1. For women with recurrent UTIs give the following instructions:

  • Reduce vaginal introital concentration of pathogens by hygienic measures.
  • Wash genitalia in shower or while standing in bathtub-bacteria in bathwater may gain entrance into urethra.
  • Cleanse around the perineum and urethral meatus after each bowel movement, with front-to back cleansing to minimize faecal contamination of periurethral area.
2. Drink liberal amounts of water to lower bacterial concentration in the urine.

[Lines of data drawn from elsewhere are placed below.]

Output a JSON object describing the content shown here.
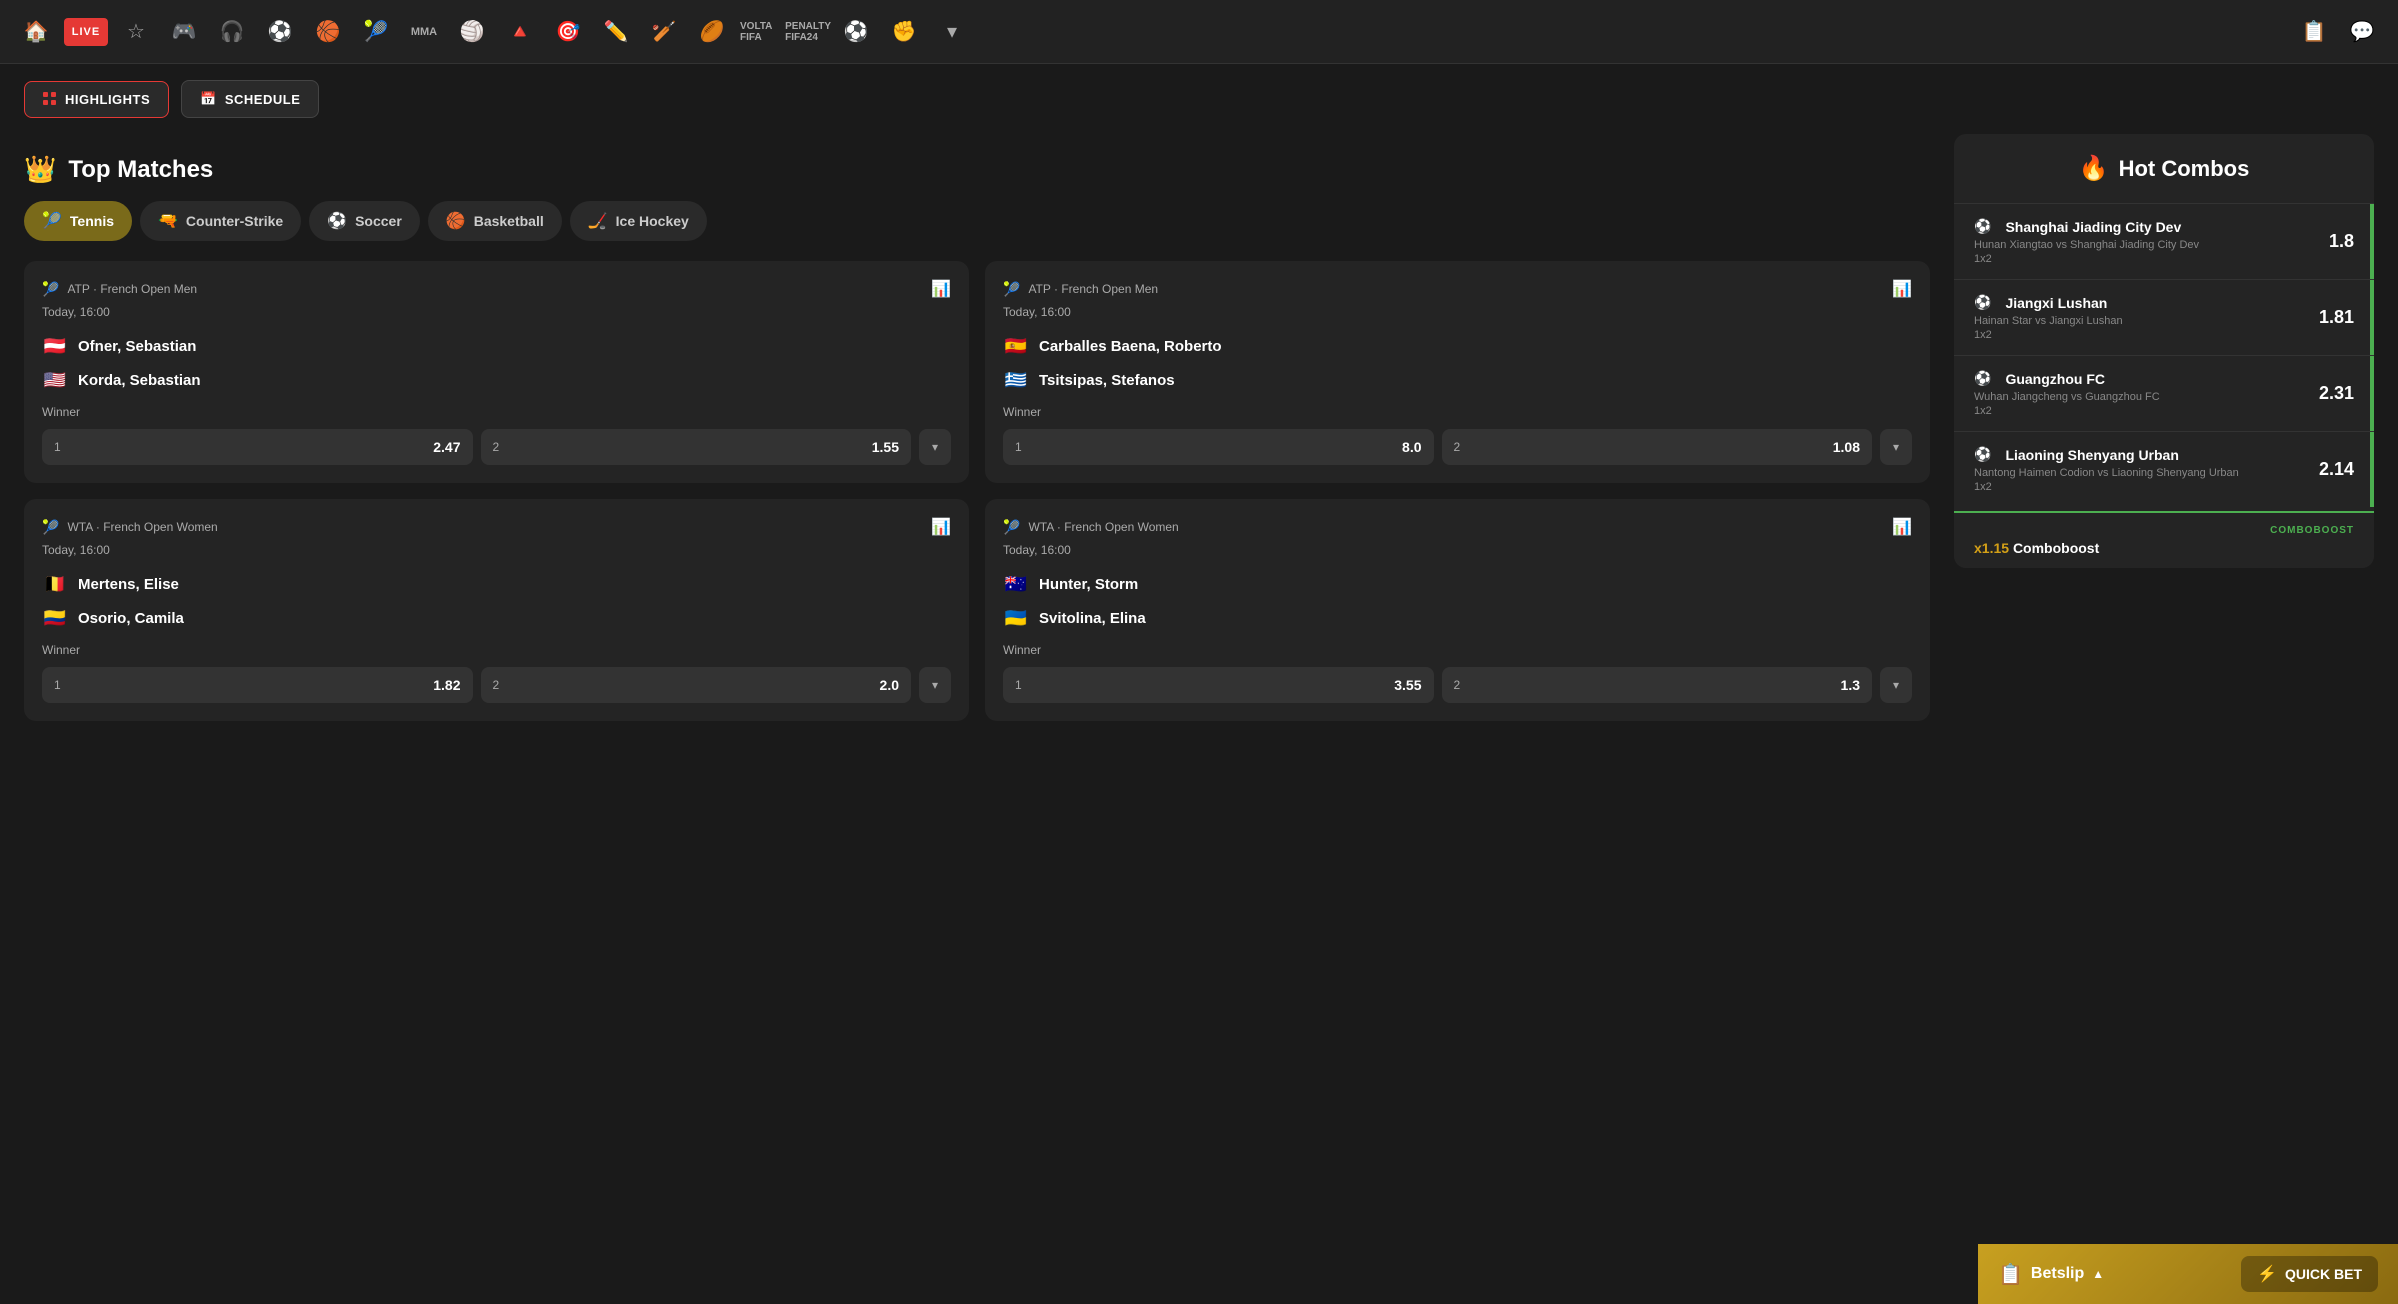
{
  "nav": {
    "live_label": "LIVE",
    "icons": [
      {
        "name": "home-icon",
        "symbol": "🏠"
      },
      {
        "name": "favorites-icon",
        "symbol": "☆"
      },
      {
        "name": "esports-icon",
        "symbol": "🎮"
      },
      {
        "name": "headset-icon",
        "symbol": "🎧"
      },
      {
        "name": "soccer-icon",
        "symbol": "⚽"
      },
      {
        "name": "basketball-icon",
        "symbol": "🏀"
      },
      {
        "name": "tennis-icon",
        "symbol": "🎾"
      },
      {
        "name": "mma-icon",
        "symbol": "MMA"
      },
      {
        "name": "volleyball-icon",
        "symbol": "🏐"
      },
      {
        "name": "snooker-icon",
        "symbol": "🔺"
      },
      {
        "name": "darts-icon",
        "symbol": "🎯"
      },
      {
        "name": "hockey-nav-icon",
        "symbol": "🏒"
      },
      {
        "name": "cricket-icon",
        "symbol": "🏏"
      },
      {
        "name": "rugby-icon",
        "symbol": "🏉"
      },
      {
        "name": "volta-icon",
        "symbol": "VOLTA"
      },
      {
        "name": "penalty-icon",
        "symbol": "FIFA24"
      },
      {
        "name": "extra-icon",
        "symbol": "⚽"
      },
      {
        "name": "fist-icon",
        "symbol": "✊"
      },
      {
        "name": "more-icon",
        "symbol": "▾"
      }
    ],
    "right_icons": [
      {
        "name": "betslip-nav-icon",
        "symbol": "📋"
      },
      {
        "name": "chat-icon",
        "symbol": "💬"
      }
    ]
  },
  "subheader": {
    "highlights_label": "HIGHLIGHTS",
    "schedule_label": "SCHEDULE"
  },
  "top_matches": {
    "title": "Top Matches",
    "tabs": [
      {
        "id": "tennis",
        "label": "Tennis",
        "icon": "🎾",
        "active": true
      },
      {
        "id": "counter-strike",
        "label": "Counter-Strike",
        "icon": "🔫",
        "active": false
      },
      {
        "id": "soccer",
        "label": "Soccer",
        "icon": "⚽",
        "active": false
      },
      {
        "id": "basketball",
        "label": "Basketball",
        "icon": "🏀",
        "active": false
      },
      {
        "id": "ice-hockey",
        "label": "Ice Hockey",
        "icon": "🏒",
        "active": false
      }
    ]
  },
  "matches": [
    {
      "id": "match-1",
      "league": "ATP · French Open Men",
      "time": "Today, 16:00",
      "player1": {
        "name": "Ofner, Sebastian",
        "flag": "🇦🇹"
      },
      "player2": {
        "name": "Korda, Sebastian",
        "flag": "🇺🇸"
      },
      "market": "Winner",
      "odds": [
        {
          "label": "1",
          "value": "2.47"
        },
        {
          "label": "2",
          "value": "1.55"
        }
      ]
    },
    {
      "id": "match-2",
      "league": "ATP · French Open Men",
      "time": "Today, 16:00",
      "player1": {
        "name": "Carballes Baena, Roberto",
        "flag": "🇪🇸"
      },
      "player2": {
        "name": "Tsitsipas, Stefanos",
        "flag": "🇬🇷"
      },
      "market": "Winner",
      "odds": [
        {
          "label": "1",
          "value": "8.0"
        },
        {
          "label": "2",
          "value": "1.08"
        }
      ]
    },
    {
      "id": "match-3",
      "league": "WTA · French Open Women",
      "time": "Today, 16:00",
      "player1": {
        "name": "Mertens, Elise",
        "flag": "🇧🇪"
      },
      "player2": {
        "name": "Osorio, Camila",
        "flag": "🇨🇴"
      },
      "market": "Winner",
      "odds": [
        {
          "label": "1",
          "value": "1.82"
        },
        {
          "label": "2",
          "value": "2.0"
        }
      ]
    },
    {
      "id": "match-4",
      "league": "WTA · French Open Women",
      "time": "Today, 16:00",
      "player1": {
        "name": "Hunter, Storm",
        "flag": "🇦🇺"
      },
      "player2": {
        "name": "Svitolina, Elina",
        "flag": "🇺🇦"
      },
      "market": "Winner",
      "odds": [
        {
          "label": "1",
          "value": "3.55"
        },
        {
          "label": "2",
          "value": "1.3"
        }
      ]
    }
  ],
  "hot_combos": {
    "title": "Hot Combos",
    "items": [
      {
        "team": "Shanghai Jiading City Dev",
        "match": "Hunan Xiangtao vs Shanghai Jiading City Dev",
        "type": "1x2",
        "odds": "1.8"
      },
      {
        "team": "Jiangxi Lushan",
        "match": "Hainan Star vs Jiangxi Lushan",
        "type": "1x2",
        "odds": "1.81"
      },
      {
        "team": "Guangzhou FC",
        "match": "Wuhan Jiangcheng vs Guangzhou FC",
        "type": "1x2",
        "odds": "2.31"
      },
      {
        "team": "Liaoning Shenyang Urban",
        "match": "Nantong Haimen Codion vs Liaoning Shenyang Urban",
        "type": "1x2",
        "odds": "2.14"
      }
    ],
    "comboboost_badge": "COMBOBOOST",
    "comboboost_text": "x1.15 Comboboost"
  },
  "betslip": {
    "label": "Betslip",
    "quick_bet_label": "QUICK BET"
  }
}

3. Avoid bladder irritations-coffee, tea, alcohol, cola drinks, and aspartame.

4. Decrease the entry of microorganisms into the blader during intercourse.

  • Void immediately after sexual intercourse.
5. Avoid external irritants such as bubble baths, talcum powders, perfumed vaginal cleansers or deodorants.

6. Patients with persistent bacteria may require long-term antimicrobial therapy to prevent the colonization of the periurethral area and recurrence of UTI.

  • Take antibiotic at bedtime after emptying the bladder to ensure adequate concentration of drug overnight because low rates of urine flow and infrequent bladder emptying predispose to the multiplication of bacteria.
  • Use self-monitoring tests (dipsticks) at home to monitor for UTI.